Ancora più sorprendente, non ha nemmeno usato le parole d’ordine di noi cristiani, estraendo versetti comodi per l’occasione.
Non ha detto “chi è senza peccato scagli la prima pietra“. Non ha intimato “guarda la trave nel tuo occhio”. Non ha nemmeno alzato il mento e scandito il micidiale “chi sei tu per dirmelo?“.
Niente di tutto questo: solo la consapevolezza di un errore e il rammarico per le giuste – o sproporzionate, chissà – conseguenze. Il tutto condito da un diplomatico, dignitoso silenzio.
Quel silenzio che, troppo spesso, a noi manca.
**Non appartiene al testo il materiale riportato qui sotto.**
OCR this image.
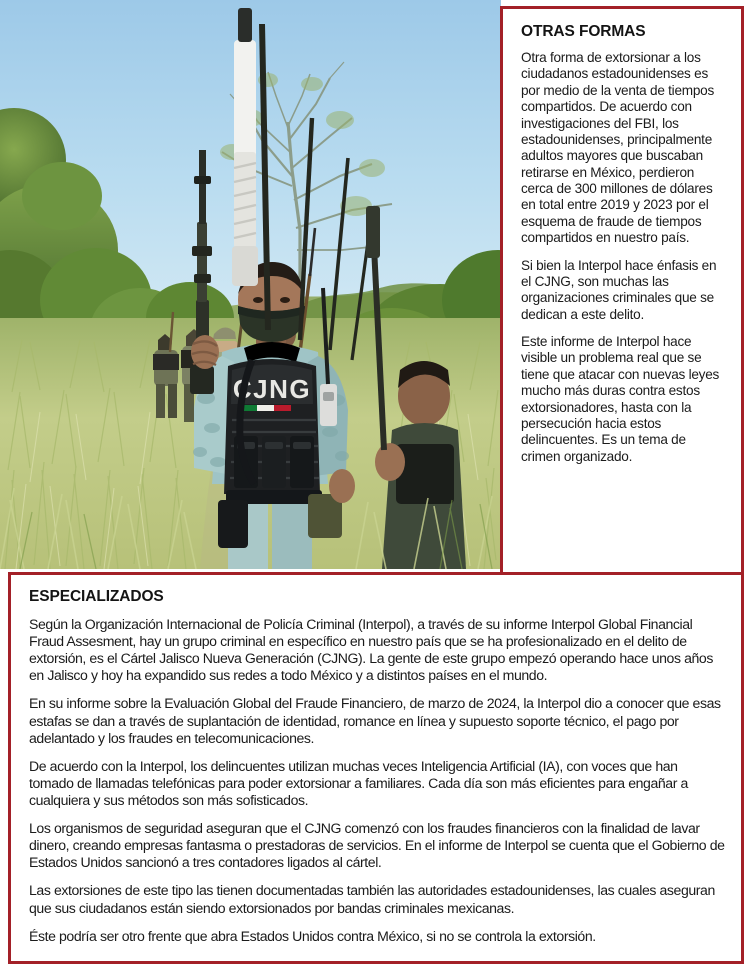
CJNG
OTRAS FORMAS

Otra forma de extorsionar a los ciudadanos estadounidenses es por medio de la venta de tiempos compartidos. De acuerdo con investigaciones del FBI, los estadounidenses, principalmente adultos mayores que buscaban retirarse en México, perdieron cerca de 300 millones de dólares en total entre 2019 y 2023 por el esquema de fraude de tiempos compartidos en nuestro país.

Si bien la Interpol hace énfasis en el CJNG, son muchas las organizaciones criminales que se dedican a este delito.

Este informe de Interpol hace visible un problema real que se tiene que atacar con nuevas leyes mucho más duras contra estos extorsionadores, hasta con la persecución hacia estos delincuentes. Es un tema de crimen organizado.

ESPECIALIZADOS

Según la Organización Internacional de Policía Criminal (Interpol), a través de su informe Interpol Global Financial Fraud Assesment, hay un grupo criminal en específico en nuestro país que se ha profesionalizado en el delito de extorsión, es el Cártel Jalisco Nueva Generación (CJNG). La gente de este grupo empezó operando hace unos años en Jalisco y hoy ha expandido sus redes a todo México y a distintos países en el mundo.

En su informe sobre la Evaluación Global del Fraude Financiero, de marzo de 2024, la Interpol dio a conocer que esas estafas se dan a través de suplantación de identidad, romance en línea y supuesto soporte técnico, el pago por adelantado y los fraudes en telecomunicaciones.

De acuerdo con la Interpol, los delincuentes utilizan muchas veces Inteligencia Artificial (IA), con voces que han tomado de llamadas telefónicas para poder extorsionar a familiares. Cada día son más eficientes para engañar a cualquiera y sus métodos son más sofisticados.

Los organismos de seguridad aseguran que el CJNG comenzó con los fraudes financieros con la finalidad de lavar dinero, creando empresas fantasma o prestadoras de servicios. En el informe de Interpol se cuenta que el Gobierno de Estados Unidos sancionó a tres contadores ligados al cártel.

Las extorsiones de este tipo las tienen documentadas también las autoridades estadounidenses, las cuales aseguran que sus ciudadanos están siendo extorsionados por bandas criminales mexicanas.

Éste podría ser otro frente que abra Estados Unidos contra México, si no se controla la extorsión.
Più delle parole.
Pubblicato il 20 luglio, 2009, in Uncategorized con tag addestramento, approcci, bevute, britannico, caduta, carriera, complotto, consapevolezza, conseguenze, consolato, consuetudine, cristiani, debolezza, dimissioni, disinteresse, figura, freno, game, giusto, interesse, internazionale, James Hudson, Lavoro, martire, micidiale, moderazione, motivo, occasioni, occhio, Paese, parole, peccato, percorso, pietra, politico, privato, probabilità, pubbliche, pubblico, qualunquista, quotidiano, rammarico, rappresentanza, recriminazioni, relazione, relazioni, rete, riflessione, rimorso, Russia, serata, servizi segreti, signorine, silenzio, sogno, sproporzionato, spy, talk show, tentazione, tentazioni, trame, trappola, trave, versetti, versioni, viceconsole, vicenda, video, Vita. Aggiungi il permalink ai segnalibri. 1 Commento.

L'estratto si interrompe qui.